Les Services Routiers Librement Organisés devaient améliorer la desserte du territoire par une solution plus économique, pour des trajets à petits prix sur les grands axes en tirant profit du réseau autoroutier mais aussi sur des liaisons mal assurées par les liaisons ferroviaires nationales ou régionales. Il faut relire certains passages de l’étude d’impact ayant motivé le projet de loi, allant jusqu’à évoquer des personnes âgées non motorisées à l’écart des grandes métropoles qui pourraient tirer avantage de ces nouveaux services. Il en fut tout autrement.

Plusieurs opérateurs ont tenté l’aventure, et parmi eux la SNCF avec Ouibus, qui chercha à assécher le marché. Néanmoins, leur existence fut souvent éphémère : Transdev avait lancé Isilines, la SNCF avait créé Ouibus, les anglais Megabus et Starshipper étaient également venus, mais l’opérateur allemand Flixbus a été le plus dynamique, le plus conquérant sinon le plus agressif. Il est désormais seul en France. Retour en quelque sorte à la situation antérieure, quand Eurolines sillonnait le pays avec ses liaisons internationales, avec une dose très limitée de cabotage intérieur : c’est aujourd’hui la seule différence, Flixbus pouvant assurer le maillage du territoire à leur guise.
Le retour à un monopole de fait signe donc la fin des « cars Macron » – certains diront que c’est une preuve que le macronisme n’est plus – et pose évidemment de nombreuses questions sur le devenir des autocaristes en contrat avec ces marques.
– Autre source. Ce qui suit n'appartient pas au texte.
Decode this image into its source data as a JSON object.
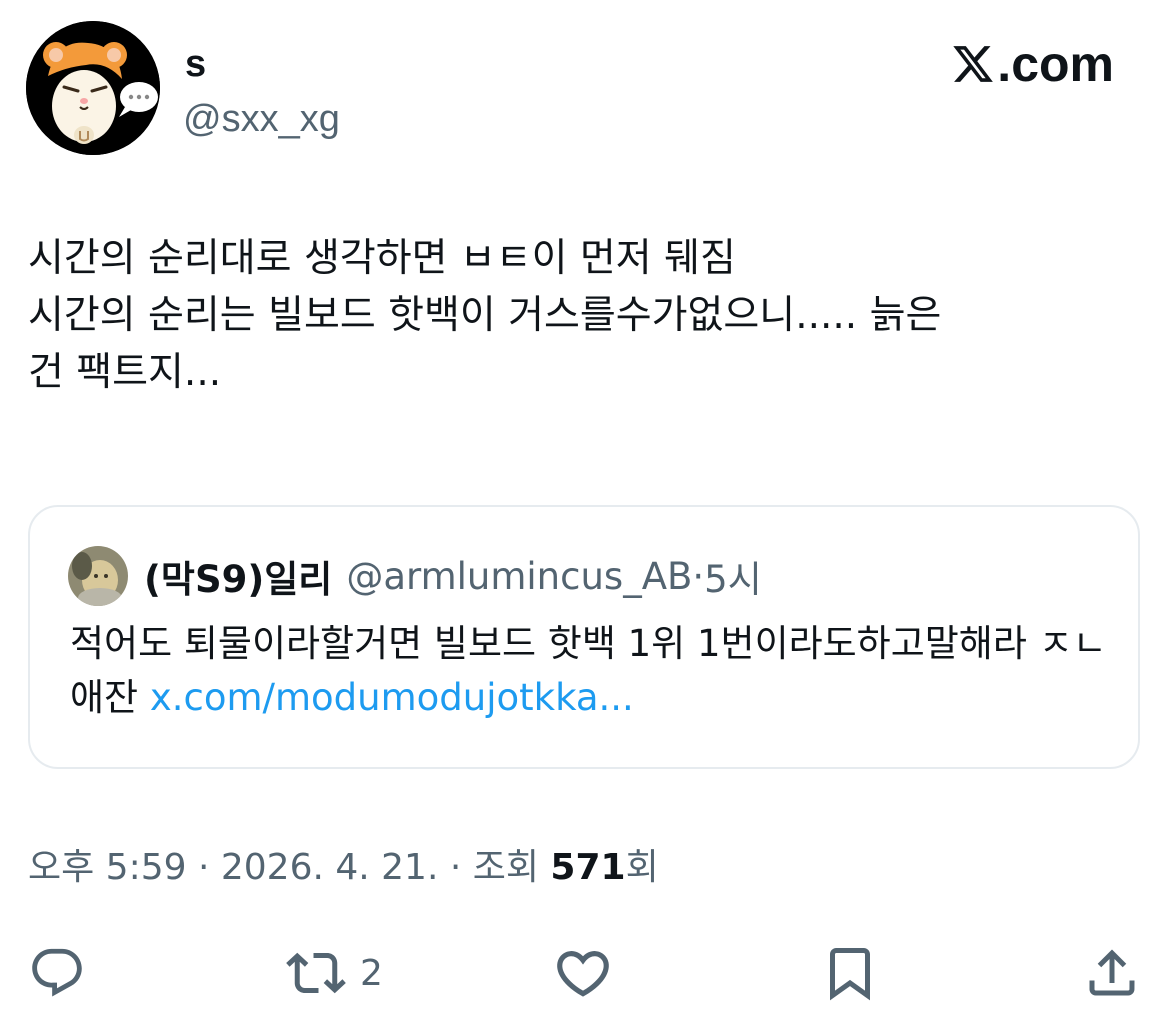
{
  "author": {
    "display_name": "s",
    "handle": "@sxx_xg"
  },
  "brand": {
    "logo_text": ".com"
  },
  "tweet": {
    "text": "시간의 순리대로 생각하면 ㅂㅌ이 먼저 뒈짐\n시간의 순리는 빌보드 핫백이 거스를수가없으니..... 늙은\n건 팩트지..."
  },
  "quote": {
    "name": "(막S9)일리",
    "handle": "@armlumincus_AB",
    "separator": "·",
    "time": "5시",
    "text": "적어도 퇴물이라할거면 빌보드 핫백 1위 1번이라도하고말해라 ㅈㄴ 애잔 ",
    "link_text": "x.com/modumodujotkka..."
  },
  "meta": {
    "timestamp": "오후 5:59 · 2026. 4. 21. · 조회 ",
    "views_count": "571",
    "views_suffix": "회"
  },
  "actions": {
    "reply_icon": "reply-icon",
    "retweet_icon": "retweet-icon",
    "retweet_count": "2",
    "like_icon": "heart-icon",
    "bookmark_icon": "bookmark-icon",
    "share_icon": "share-icon"
  },
  "colors": {
    "text_primary": "#0f1419",
    "text_secondary": "#536471",
    "link": "#1d9bf0",
    "border": "#e6ebef"
  }
}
La fin de Blablabus concerne directement 40 salariés, mais avec des répercussions dans une soixantaine de petites entreprises, qui ont supporté l’acquisition d’autocars, le recrutement de conducteurs, à l’avenir quelque peu obscurci.
Blablabus annonce qu’il continuera comme vendeur de billets pour des autocaristes.
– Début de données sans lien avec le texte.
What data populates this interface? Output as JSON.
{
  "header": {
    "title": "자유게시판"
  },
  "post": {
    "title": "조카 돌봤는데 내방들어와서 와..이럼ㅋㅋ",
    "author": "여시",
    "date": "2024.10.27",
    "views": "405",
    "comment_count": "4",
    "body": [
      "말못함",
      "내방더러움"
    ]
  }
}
5 Commentaires sur “Autocars en SLO : retour au départ ?”
Sybic070
Bon débarras ! Maintenant, il faudrait que Flixtrain puisse opérer sur le réseau français. Il n’est pas logique de laisser se développer librement le mode routier et d’empêcher le mode ferré de le faire. Même si, dans ce cas précis, on a l’air de favoriser une entreprise qui détient déjà un monopole de fait dans l’un des deux modes.
Station4
Empêcher ? En quoi ? Flixtrain avait manifesté ses intentions, assez développées, en 2019, mais n’est pas allé plus loin, pour partie pour des raisons économiques (le coût des péages) mais aussi faute d’avoir du matériel roulant.
Sybic070
Effectivement, les péages constituent déja un solide obstacle pour un nouvel entrant. C’est sans doute la raison pour laquelle – pour l’instant du moins – les seuls concurrents sont des opérateurs historiques. Mais il me semblait qu’à l’époque on avait quand même posé quelques sabots d’enrayage devant les essieux de Flixtrain…
Station4
Il y avait quand même quelques inconnues, notamment sur le matériel roulant et le personnel. Les péages ont – du moins en apparence – fait le reste.
Geo
L’exemple du Cherbourg – Rennes exploité par le réseau Cap Cotentin pour le compte de l’agglomération du Cotentin, pourrait devenir une alternative pour les autocaristes. Cela implique un minimum de régulation pour proposer des solutions là où un Flixbus ne propose rien.